Getting back to the rule in our house, how mom and I are expected to be honest with each other, that came into play last night. After dinner, I helped her clean up the kitchen as usual, and the two of us watched a movie on Netflix. It was kind of a warm night, so I removed my shirt, she was wearing a tube top and shorts. We sat on our couch, I had my arm around her. And about halfway through the movie, I paused it. Mom knew right off the bat there was something wrong. "Something the matter, dear?" she asked.

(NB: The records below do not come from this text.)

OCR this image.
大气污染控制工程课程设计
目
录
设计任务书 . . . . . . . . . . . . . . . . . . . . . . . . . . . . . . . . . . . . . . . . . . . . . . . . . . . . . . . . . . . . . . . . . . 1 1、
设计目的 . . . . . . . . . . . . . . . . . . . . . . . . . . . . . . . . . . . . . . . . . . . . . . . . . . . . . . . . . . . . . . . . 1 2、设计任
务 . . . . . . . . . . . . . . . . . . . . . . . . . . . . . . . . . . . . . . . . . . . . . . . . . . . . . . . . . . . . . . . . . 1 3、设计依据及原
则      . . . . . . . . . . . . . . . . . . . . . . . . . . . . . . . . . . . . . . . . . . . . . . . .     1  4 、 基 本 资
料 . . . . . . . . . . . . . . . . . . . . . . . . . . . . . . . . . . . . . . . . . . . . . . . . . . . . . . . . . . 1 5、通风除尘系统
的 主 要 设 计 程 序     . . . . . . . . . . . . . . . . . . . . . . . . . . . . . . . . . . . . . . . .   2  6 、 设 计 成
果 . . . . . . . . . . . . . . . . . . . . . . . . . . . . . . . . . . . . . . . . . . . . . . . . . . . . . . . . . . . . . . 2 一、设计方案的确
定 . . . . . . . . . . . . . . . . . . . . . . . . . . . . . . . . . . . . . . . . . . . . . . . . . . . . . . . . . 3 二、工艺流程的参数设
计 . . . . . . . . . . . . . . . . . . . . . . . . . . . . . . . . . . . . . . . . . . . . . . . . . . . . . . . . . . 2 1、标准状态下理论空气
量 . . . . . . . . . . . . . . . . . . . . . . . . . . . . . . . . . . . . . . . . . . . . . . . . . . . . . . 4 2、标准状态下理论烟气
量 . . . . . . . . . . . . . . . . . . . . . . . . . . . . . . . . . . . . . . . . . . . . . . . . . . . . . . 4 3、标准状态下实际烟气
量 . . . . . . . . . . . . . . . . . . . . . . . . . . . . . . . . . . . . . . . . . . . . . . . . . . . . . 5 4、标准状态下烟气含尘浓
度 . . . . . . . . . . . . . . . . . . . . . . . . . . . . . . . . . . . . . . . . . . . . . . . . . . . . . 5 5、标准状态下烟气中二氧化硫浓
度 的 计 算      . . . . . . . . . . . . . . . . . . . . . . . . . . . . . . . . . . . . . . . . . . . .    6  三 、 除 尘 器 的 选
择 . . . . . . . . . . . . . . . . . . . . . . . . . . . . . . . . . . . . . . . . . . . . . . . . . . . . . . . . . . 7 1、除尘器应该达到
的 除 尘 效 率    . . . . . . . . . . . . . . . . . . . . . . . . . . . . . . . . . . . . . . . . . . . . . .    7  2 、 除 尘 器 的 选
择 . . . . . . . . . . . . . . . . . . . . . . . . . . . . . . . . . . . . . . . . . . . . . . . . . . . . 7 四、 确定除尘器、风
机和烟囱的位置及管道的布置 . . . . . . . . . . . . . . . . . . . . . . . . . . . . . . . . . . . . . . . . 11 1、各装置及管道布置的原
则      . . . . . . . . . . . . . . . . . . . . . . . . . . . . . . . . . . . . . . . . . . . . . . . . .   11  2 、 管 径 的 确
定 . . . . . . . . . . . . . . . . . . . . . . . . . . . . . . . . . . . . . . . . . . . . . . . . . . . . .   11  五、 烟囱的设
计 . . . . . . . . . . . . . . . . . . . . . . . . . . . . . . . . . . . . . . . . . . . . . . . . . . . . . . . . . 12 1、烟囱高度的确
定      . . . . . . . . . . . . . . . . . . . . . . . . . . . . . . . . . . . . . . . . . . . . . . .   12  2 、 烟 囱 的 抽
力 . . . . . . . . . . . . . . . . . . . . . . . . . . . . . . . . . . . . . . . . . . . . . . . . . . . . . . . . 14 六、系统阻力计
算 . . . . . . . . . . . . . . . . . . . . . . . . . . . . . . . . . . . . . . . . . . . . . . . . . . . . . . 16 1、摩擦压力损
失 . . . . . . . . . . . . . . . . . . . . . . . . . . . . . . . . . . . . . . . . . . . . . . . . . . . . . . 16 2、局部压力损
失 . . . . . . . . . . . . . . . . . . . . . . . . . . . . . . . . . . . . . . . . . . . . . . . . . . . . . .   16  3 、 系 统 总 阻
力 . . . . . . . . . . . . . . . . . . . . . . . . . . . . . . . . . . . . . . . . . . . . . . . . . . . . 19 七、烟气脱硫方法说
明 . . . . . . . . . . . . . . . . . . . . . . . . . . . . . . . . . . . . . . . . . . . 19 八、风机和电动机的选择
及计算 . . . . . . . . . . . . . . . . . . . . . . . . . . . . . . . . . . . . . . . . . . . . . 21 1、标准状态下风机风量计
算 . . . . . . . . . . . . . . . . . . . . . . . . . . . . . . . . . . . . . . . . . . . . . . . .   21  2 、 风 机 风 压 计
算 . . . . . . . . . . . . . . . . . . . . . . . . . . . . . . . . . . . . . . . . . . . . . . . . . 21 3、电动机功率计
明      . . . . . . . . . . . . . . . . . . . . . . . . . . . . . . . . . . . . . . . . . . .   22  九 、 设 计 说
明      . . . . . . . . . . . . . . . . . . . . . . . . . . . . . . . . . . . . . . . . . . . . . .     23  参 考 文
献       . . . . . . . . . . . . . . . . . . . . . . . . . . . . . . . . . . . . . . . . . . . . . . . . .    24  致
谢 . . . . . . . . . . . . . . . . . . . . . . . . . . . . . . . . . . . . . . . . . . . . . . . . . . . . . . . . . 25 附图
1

"I think I need to talk to you," I said, as I turned off both the Blu-Ray player we were using to watch Netflix, as well as the TV. "Something serious."
"What is it?" she asked.
"Something that's been bothering me for a while now," I said. "I know your rule, I can be myself in the privacy of our home, but it also means I have to be honest with you."
"Something you've been keeping from me?" she asked, pouting, as if she knew what I was going to say. "Could it be the crush you have on me?"
"How did you know?" I asked.
"I'm your mother," she said. "I can tell. Remember, I'm your mother, I know things about you that you probably don't know yourself. I just want to know, how long?"
"A few years," I said. "Since I was 16. Remember during my sophomore year, when I had that Friday off because of a faculty conference, we decided to spend the day on the beach. You had on that strapless bikini that most women in their 50s would have no business wearing, but for some reason, you pulled it off like it was made just for you. Anyways, when I saw you in that, I was thankful my shorts were a bit baggy, I didn't want you to see the rush of blood between my legs, if you know what I mean."